The home is well-connected to the aspen grove and the riparian forest that surrounds it. It lacks clutter and offers openness to the outside so that the family can enjoy the seasons with ease. “I’ve always been a modernist at heart, but my wife has been very traditional in her design tastes,” he says. “With this home, she bought into a more contemporary idea of minimalism and now loves it — it was a breakthrough of sorts. We both found uncluttered unadorned space wonderful. We only hung a couple of paintings and left the other walls bare.”

remodel_4

“Whether I’m designing in Sun Valley, Tahoe, Mexico, Hawaii, or California, the design has to feel like it belongs to the land and context. It must be expressive of the collaboration with the client.”

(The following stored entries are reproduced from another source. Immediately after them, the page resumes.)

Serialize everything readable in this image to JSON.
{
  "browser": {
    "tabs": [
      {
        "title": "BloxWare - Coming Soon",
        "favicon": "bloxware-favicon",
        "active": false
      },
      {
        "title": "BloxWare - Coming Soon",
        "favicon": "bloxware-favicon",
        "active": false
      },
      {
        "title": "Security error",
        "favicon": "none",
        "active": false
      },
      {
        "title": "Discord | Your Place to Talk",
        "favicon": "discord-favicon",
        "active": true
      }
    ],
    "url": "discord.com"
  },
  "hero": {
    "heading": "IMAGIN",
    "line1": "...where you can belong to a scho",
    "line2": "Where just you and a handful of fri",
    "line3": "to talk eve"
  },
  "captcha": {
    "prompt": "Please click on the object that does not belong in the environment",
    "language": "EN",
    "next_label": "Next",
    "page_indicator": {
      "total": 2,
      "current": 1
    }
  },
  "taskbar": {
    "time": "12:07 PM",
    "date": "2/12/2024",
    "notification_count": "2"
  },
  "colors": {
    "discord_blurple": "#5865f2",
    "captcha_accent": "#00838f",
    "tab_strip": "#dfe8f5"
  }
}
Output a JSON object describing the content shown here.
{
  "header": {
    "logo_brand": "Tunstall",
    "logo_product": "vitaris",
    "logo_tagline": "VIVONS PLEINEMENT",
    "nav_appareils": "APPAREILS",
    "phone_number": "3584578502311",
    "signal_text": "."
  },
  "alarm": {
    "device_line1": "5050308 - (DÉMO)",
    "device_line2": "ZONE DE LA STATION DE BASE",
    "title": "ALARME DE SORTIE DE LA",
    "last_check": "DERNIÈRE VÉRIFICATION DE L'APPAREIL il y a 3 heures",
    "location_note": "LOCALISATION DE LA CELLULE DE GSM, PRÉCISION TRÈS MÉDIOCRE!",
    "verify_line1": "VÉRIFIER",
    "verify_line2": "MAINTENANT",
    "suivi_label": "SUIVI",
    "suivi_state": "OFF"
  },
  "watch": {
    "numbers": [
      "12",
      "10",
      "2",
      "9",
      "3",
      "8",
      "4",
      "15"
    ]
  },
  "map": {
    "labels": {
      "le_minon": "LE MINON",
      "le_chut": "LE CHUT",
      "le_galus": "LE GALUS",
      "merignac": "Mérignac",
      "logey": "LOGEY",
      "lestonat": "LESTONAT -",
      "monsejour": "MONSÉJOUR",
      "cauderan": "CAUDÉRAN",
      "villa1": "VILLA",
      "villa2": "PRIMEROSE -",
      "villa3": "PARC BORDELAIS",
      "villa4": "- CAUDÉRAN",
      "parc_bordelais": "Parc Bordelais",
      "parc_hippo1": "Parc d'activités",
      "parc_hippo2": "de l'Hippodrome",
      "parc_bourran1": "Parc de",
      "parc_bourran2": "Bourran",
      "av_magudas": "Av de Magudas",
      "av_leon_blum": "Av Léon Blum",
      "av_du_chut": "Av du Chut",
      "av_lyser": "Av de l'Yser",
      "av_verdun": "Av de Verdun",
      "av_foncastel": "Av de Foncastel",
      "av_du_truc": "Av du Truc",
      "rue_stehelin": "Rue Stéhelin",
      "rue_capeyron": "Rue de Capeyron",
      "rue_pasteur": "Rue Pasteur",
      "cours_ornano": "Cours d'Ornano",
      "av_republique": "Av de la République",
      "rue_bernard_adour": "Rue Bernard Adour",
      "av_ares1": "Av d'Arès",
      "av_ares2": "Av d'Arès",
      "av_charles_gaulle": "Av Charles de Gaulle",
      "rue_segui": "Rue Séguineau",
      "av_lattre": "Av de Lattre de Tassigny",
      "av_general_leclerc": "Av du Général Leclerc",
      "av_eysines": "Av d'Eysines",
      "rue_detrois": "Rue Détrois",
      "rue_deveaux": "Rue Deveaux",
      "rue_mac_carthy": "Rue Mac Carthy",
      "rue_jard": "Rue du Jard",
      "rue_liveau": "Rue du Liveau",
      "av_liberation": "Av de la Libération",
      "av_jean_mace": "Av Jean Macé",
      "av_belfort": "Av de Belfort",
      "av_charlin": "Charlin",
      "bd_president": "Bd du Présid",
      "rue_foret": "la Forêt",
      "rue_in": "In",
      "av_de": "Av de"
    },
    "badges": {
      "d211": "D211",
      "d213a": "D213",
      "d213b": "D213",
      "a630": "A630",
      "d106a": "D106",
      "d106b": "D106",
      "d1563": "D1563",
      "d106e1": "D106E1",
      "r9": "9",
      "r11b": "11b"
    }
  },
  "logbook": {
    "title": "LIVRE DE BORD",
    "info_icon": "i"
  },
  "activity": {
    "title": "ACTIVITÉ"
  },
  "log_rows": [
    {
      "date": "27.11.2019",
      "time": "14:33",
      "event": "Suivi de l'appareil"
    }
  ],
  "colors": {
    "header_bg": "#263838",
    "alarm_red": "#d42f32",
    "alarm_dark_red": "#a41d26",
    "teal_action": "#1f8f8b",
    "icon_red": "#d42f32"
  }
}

–Mark de Reus, AIA, de Reus Architects

“Whether I’m designing in Sun Valley, Tahoe, Mexico, Hawaii, or California, the design has to feel like it belongs to the land and context. It must be expressive of the collaboration with the client. We don’t necessarily have a signature style because our designs emerge as architectural expressions tailored to those factors. What feels like luxury is thoughtful well-crafted restraint,” de Reus says.

de Reus’s designs feel elegantly rooted and grounded in place, both physically and culturally, small or large. He works in extraordinary natural settings and finds a balance that is centering and deeply anchoring. With that awareness, he gives his clients a sense of belonging and a luxurious entry point to a grand exploration of their existence.